Access to the accounting data occurs on the basis of strong authentication using X.509 certificates in accordance with a hierarchical model of roles. The primary focus of the tasks in this work package is on developing new metrics in terms of accounting for relevant resource types. Examples for these developments include accounting for usage of storage resources, software subject to licensing and data that is subject to fees.

The Customer Relationship Management (CRM) work package involves analysing the data recorded in accounting. CRM makes it possible to join the individual pieces of data in context and interpret them. The information correlated in this way provides insights into trends in user behaviour, enabling resource providers to handle changing requirements and react to them in a timely manner. Within the context of the Grid, the aim of CRM is to give resource providers the means to optimise their service for the communities through interpretation of the available information. Knowledge of user behaviour should continue to facilitate the development of new services as well as the optimisation of resource utilisation.

The GridSphere portal framework provides a web portal that makes it quick and easy for developers to create web applications that run in GridSphere portal containers. The grid functionality in GridSphere is provided by the GridPortlet application, which is based on the GridSphere portal framework. This can be used to equip any GridSphere-based application with grid functionality. The core GridSphere provides a comprehensive array of portlets for configuring and administering the portal. The layout portlet is responsible for creating the portal pages for guests and users who are logged in. The administration portlet is responsible for the creation and administration of users and groups, as well as the general portal settings. The aim of the development is to improve the usability of the GridSphere portal framework and enhance it in order to optimise the usability of the grid infrastructure for current users and future user groups. Among other things, this includes the integration of GridSphere in existing environments (e.g. Shibboleth and X.509 certificates) as well as improving support for the Globus Toolkit 4.

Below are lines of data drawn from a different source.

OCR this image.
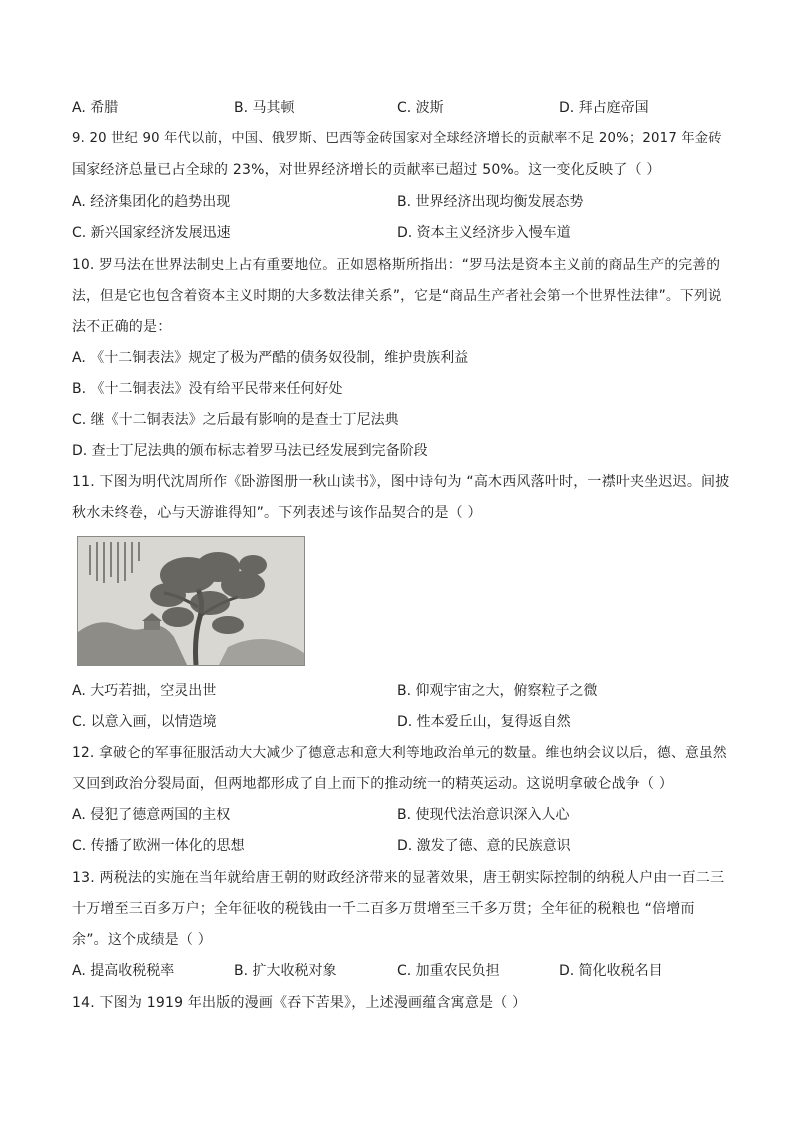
A. 希腊	B. 马其顿	C. 波斯	D. 拜占庭帝国
9. 20 世纪 90 年代以前，中国、俄罗斯、巴西等金砖国家对全球经济增长的贡献率不足 20%；2017 年金砖
国家经济总量已占全球的 23%，对世界经济增长的贡献率已超过 50%。这一变化反映了（ ）
A. 经济集团化的趋势出现	B. 世界经济出现均衡发展态势
C. 新兴国家经济发展迅速	D. 资本主义经济步入慢车道
10. 罗马法在世界法制史上占有重要地位。正如恩格斯所指出：“罗马法是资本主义前的商品生产的完善的
法，但是它也包含着资本主义时期的大多数法律关系”，它是“商品生产者社会第一个世界性法律”。下列说
法不正确的是：
A. 《十二铜表法》规定了极为严酷的债务奴役制，维护贵族利益
B. 《十二铜表法》没有给平民带来任何好处
C. 继《十二铜表法》之后最有影响的是查士丁尼法典
D. 查士丁尼法典的颁布标志着罗马法已经发展到完备阶段
11. 下图为明代沈周所作《卧游图册一秋山读书》，图中诗句为 “高木西风落叶时，一襟叶夹坐迟迟。间披
秋水未终卷，心与天游谁得知”。下列表述与该作品契合的是（ ）
A. 大巧若拙，空灵出世	B. 仰观宇宙之大，俯察粒子之微
C. 以意入画，以情造境	D. 性本爱丘山，复得返自然
12. 拿破仑的军事征服活动大大减少了德意志和意大利等地政治单元的数量。维也纳会议以后，德、意虽然
又回到政治分裂局面，但两地都形成了自上而下的推动统一的精英运动。这说明拿破仑战争（ ）
A. 侵犯了德意两国的主权	B. 使现代法治意识深入人心
C. 传播了欧洲一体化的思想	D. 激发了德、意的民族意识
13. 两税法的实施在当年就给唐王朝的财政经济带来的显著效果，唐王朝实际控制的纳税人户由一百二三
十万增至三百多万户；全年征收的税钱由一千二百多万贯增至三千多万贯；全年征的税粮也 “倍增而
余”。这个成绩是（ ）
A. 提高收税税率	B. 扩大收税对象	C. 加重农民负担	D. 简化收税名目
14. 下图为 1919 年出版的漫画《吞下苦果》，上述漫画蕴含寓意是（ ）
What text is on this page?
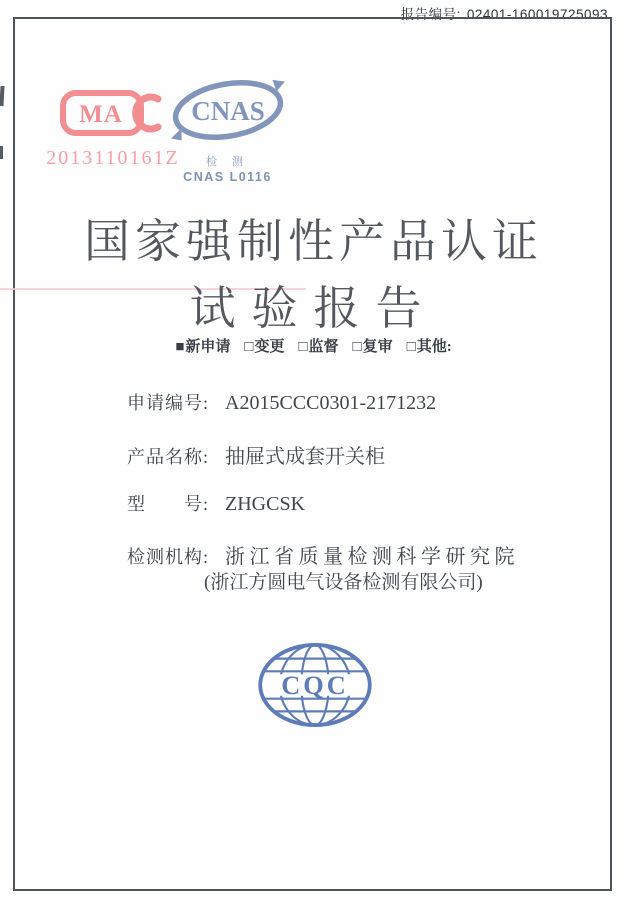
报告编号: 02401-160019725093
MA
2013110161Z
CNAS
检 测
CNAS L0116
国家强制性产品认证
试验报告
■新申请 □变更 □监督 □复审 □其他:
申请编号: A2015CCC0301-2171232
产品名称: 抽屉式成套开关柜
型　　号: ZHGCSK
检测机构: 浙江省质量检测科学研究院
(浙江方圆电气设备检测有限公司)
CQC
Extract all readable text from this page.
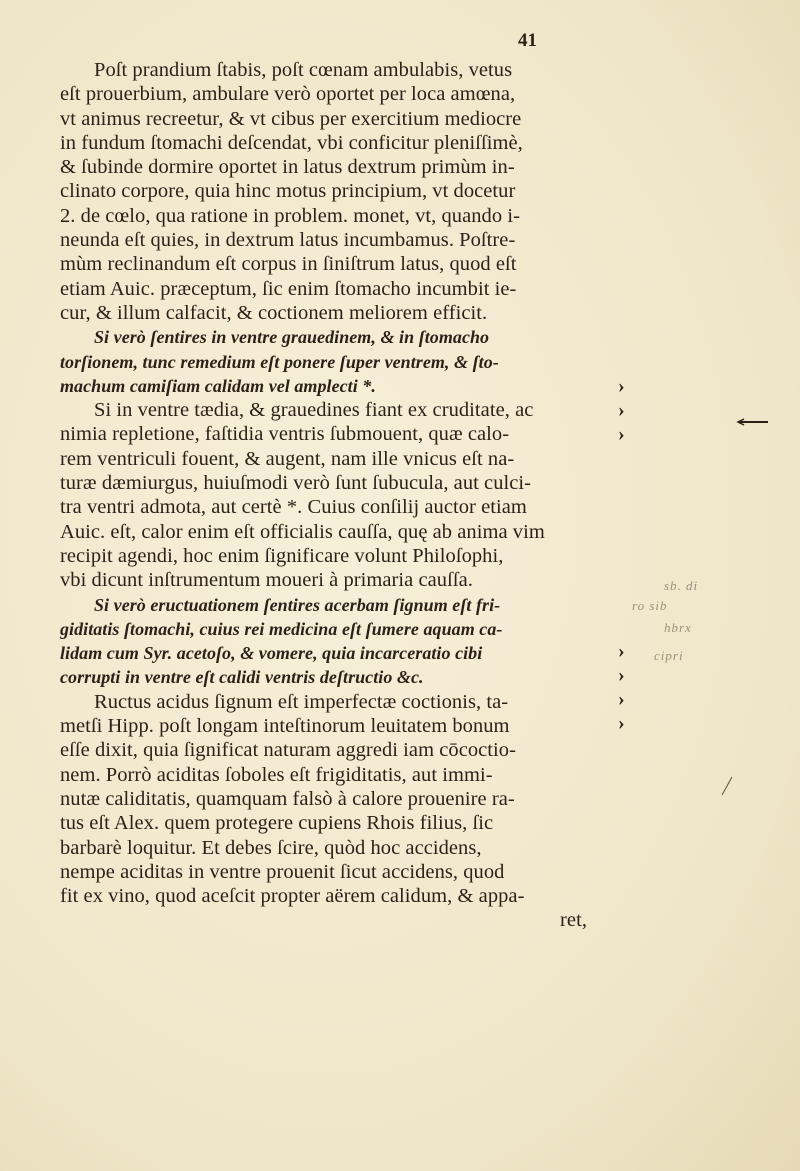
41
Poſt prandium ſtabis, poſt cœnam ambulabis, vetus
eſt prouerbium, ambulare verò oportet per loca amœna,
vt animus recreetur, & vt cibus per exercitium mediocre
in fundum ſtomachi deſcendat, vbi conficitur pleniſſimè,
& ſubinde dormire oportet in latus dextrum primùm in-
clinato corpore, quia hinc motus principium, vt docetur
2. de cœlo, qua ratione in problem. monet, vt, quando i-
neunda eſt quies, in dextrum latus incumbamus. Poſtre-
mùm reclinandum eſt corpus in ſiniſtrum latus, quod eſt
etiam Auic. præceptum, ſic enim ſtomacho incumbit ie-
cur, & illum calfacit, & coctionem meliorem efficit.
Si verò ſentires in ventre grauedinem, & in ſtomacho
torſionem, tunc remedium eſt ponere ſuper ventrem, & ſto-
machum camiſiam calidam vel amplecti *.
Si in ventre tædia, & grauedines fiant ex cruditate, ac
nimia repletione, faſtidia ventris ſubmouent, quæ calo-
rem ventriculi fouent, & augent, nam ille vnicus eſt na-
turæ dæmiurgus, huiuſmodi verò ſunt ſubucula, aut culci-
tra ventri admota, aut certè *. Cuius conſilij auctor etiam
Auic. eſt, calor enim eſt officialis cauſſa, quę ab anima vim
recipit agendi, hoc enim ſignificare volunt Philoſophi,
vbi dicunt inſtrumentum moueri à primaria cauſſa.
Si verò eructuationem ſentires acerbam ſignum eſt fri-
giditatis ſtomachi, cuius rei medicina eſt ſumere aquam ca-
lidam cum Syr. acetoſo, & vomere, quia incarceratio cibi
corrupti in ventre eſt calidi ventris deſtructio &c.
Ructus acidus ſignum eſt imperfectæ coctionis, ta-
metſi Hipp. poſt longam inteſtinorum leuitatem bonum
eſſe dixit, quia ſignificat naturam aggredi iam cōcoctio-
nem. Porrò aciditas ſoboles eſt frigiditatis, aut immi-
nutæ caliditatis, quamquam falsò à calore prouenire ra-
tus eſt Alex. quem protegere cupiens Rhois filius, ſic
barbarè loquitur. Et debes ſcire, quòd hoc accidens,
nempe aciditas in ventre prouenit ſicut accidens, quod
fit ex vino, quod aceſcit propter aërem calidum, & appa-
ret,
›
›
›
›
›
›
›
sb. di
ro sib
hbrx
cipri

The GRID is designed so that a single user can process a large number of jobs simultaneously on a number of potentially different computer systems. The user requires an effective tool to track whether the jobs are running optimally. For this reason, job-related monitoring with AMon collects a range of monitoring data about the actual job and the computer system in which the job is being carried out. In order to allow the user to benefit from this data, it is prepared and presented in an intuitive, graphical web interface during runtime. AMon can rapidly provide information about jobs for which processing has been unsuccessful or jobs with unusual execution behaviour. For example, the circular chart (as shown above) provides an overview of the current condition/status of the jobs. However, it is not only with cancelled jobs that a more detailed analysis is useful. As such, AMon provides filters that allow users to identify the jobs that are behaving irregularly as quickly as possible. The filters analyse the monitoring data and categorise potential errors. Thus, it is possible, for example, to identify jobs for which there is insufficient main memory or which have made no progress for a long period of time. The filter results are displayed in traffic light-style colour coding.

Suspect jobs can be compared with other jobs or analysed in detail thanks to the recorded monitoring data. This allows a distinction to be made, for example, between problematic jobs and "normal" jobs. Thus, the user can react to problems at an early stage.

All graphical displays are interactive so users can zoom in or click to display detailed information. AMon is already being used successfully in combination with gLite. A monitoring architecture for recording job-related data is currently being developed for Globus4 in order to also make it possible to take advantage of the benefits of AMon with this middleware.